Time magazine has just published online the latest in the media’s unceasing stream of alarmed reports on Social Security, declaring that the next president will have to face up to “one of the largest financial issues facing the country: shoring up Social Security.”
Unfortunately, Time’s analysis is undermined by a glaring misstatement about the program’s fiscal condition. “Since 2010,” reports the author, Penelope Wang, an editor at large at Money magazine, the program has been “running at a deficit, with tax revenues falling short of the benefits being paid out.”
This is fundamentally incorrect. Social Security is not running at a deficit. It’s recording a surplus and has done so every year since well before 2010… Last year alone, its surplus was $51 billion…

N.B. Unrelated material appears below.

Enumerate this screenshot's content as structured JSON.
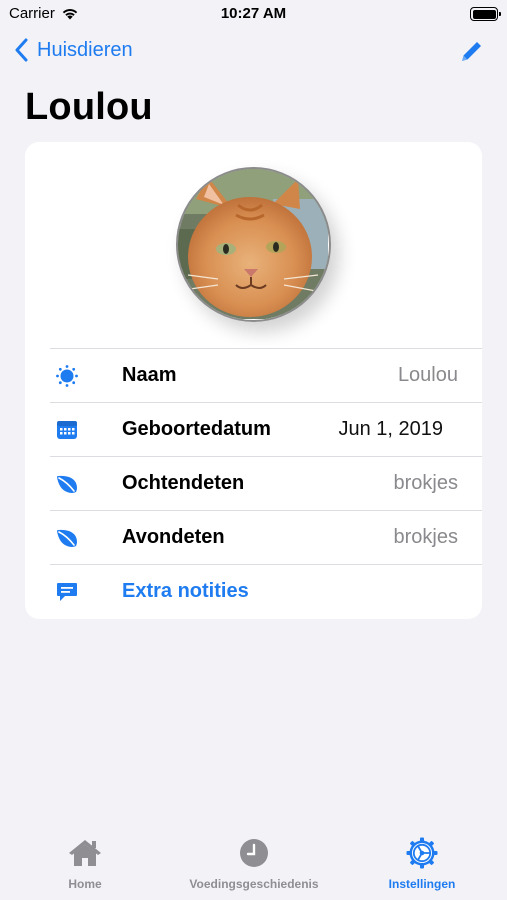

Measuring benefits against “tax revenues,” as Wang does, reflects at best a fundamental misunderstanding of Social Security’s revenue streams. They comprise more than current payroll taxes, which presumably is what Wang means by “tax revenues.” They also include interest on Social Security’s Treasury bonds, which constitute an asset portfolio currently amounting to about $2.8 trillion, and income taxes on Social Security benefits.

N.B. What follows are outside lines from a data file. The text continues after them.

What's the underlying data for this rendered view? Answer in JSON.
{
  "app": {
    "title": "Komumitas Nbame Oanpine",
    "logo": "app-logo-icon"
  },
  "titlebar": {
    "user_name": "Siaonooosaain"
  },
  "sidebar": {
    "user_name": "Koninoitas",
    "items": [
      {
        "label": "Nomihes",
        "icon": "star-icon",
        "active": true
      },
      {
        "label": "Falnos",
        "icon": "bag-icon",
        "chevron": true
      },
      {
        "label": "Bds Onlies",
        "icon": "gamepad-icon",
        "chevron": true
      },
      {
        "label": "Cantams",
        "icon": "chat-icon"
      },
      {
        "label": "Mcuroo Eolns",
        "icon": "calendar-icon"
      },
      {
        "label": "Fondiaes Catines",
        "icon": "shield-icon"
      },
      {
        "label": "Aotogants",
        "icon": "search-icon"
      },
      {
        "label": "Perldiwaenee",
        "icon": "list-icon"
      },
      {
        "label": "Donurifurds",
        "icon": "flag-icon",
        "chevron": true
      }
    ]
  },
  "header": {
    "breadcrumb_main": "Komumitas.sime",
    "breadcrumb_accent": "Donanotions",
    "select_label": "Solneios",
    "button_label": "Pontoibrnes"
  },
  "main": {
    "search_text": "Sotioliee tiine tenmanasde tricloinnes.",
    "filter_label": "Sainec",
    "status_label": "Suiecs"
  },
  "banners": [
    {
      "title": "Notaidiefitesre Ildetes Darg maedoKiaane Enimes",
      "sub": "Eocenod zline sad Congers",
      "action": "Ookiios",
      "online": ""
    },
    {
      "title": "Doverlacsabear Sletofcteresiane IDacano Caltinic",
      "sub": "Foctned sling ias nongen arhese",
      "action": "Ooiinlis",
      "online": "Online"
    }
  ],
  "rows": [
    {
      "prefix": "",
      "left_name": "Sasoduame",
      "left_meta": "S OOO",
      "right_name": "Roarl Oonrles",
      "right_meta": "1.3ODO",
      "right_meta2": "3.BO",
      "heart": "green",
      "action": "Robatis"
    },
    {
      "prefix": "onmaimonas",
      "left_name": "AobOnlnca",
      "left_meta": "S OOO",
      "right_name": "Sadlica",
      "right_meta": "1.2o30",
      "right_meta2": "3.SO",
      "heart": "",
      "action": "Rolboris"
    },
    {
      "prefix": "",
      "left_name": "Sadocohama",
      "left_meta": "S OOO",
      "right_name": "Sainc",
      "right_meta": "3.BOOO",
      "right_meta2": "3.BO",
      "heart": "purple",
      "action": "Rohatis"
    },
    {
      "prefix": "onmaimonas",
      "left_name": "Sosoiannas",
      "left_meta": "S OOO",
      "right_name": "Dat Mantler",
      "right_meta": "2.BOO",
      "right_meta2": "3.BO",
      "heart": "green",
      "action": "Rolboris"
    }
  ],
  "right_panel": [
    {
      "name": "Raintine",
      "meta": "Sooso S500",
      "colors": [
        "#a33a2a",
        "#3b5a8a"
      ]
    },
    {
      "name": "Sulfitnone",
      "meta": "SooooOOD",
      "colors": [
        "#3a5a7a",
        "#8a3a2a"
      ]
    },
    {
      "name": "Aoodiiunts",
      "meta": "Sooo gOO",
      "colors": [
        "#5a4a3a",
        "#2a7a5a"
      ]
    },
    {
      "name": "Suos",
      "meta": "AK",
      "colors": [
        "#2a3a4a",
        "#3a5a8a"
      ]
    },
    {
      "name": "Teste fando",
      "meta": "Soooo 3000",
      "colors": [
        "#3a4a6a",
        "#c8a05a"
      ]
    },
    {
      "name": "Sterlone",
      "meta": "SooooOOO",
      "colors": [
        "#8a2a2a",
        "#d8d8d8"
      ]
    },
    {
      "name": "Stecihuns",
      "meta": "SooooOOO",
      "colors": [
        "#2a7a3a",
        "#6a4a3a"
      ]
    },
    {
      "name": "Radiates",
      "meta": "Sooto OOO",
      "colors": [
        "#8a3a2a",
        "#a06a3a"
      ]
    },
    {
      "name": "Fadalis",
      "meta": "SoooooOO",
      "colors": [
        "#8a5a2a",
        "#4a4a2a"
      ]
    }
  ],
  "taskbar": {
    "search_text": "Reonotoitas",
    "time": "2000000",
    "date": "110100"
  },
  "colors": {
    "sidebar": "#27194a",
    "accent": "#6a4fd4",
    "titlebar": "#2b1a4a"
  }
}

It’s fashionable for conservatives and the misinformed to dismiss the bonds as merely “IOUs” from the government, but in fact they’re real assets — as real as the T-bonds in institutional and individual portfolios all over the world — and are backed by the full faith and credit of the US government. More important, they represent past payroll taxes paid by millions of American workers, but collected in excess of benefits paid out each year. The excess has been banked by lending it to the government, with interest, in the form of bond purchases. There’s no justification legally, morally or logically for treating those interest payments as somehow illusory or irrelevant to Social Security’s financial condition.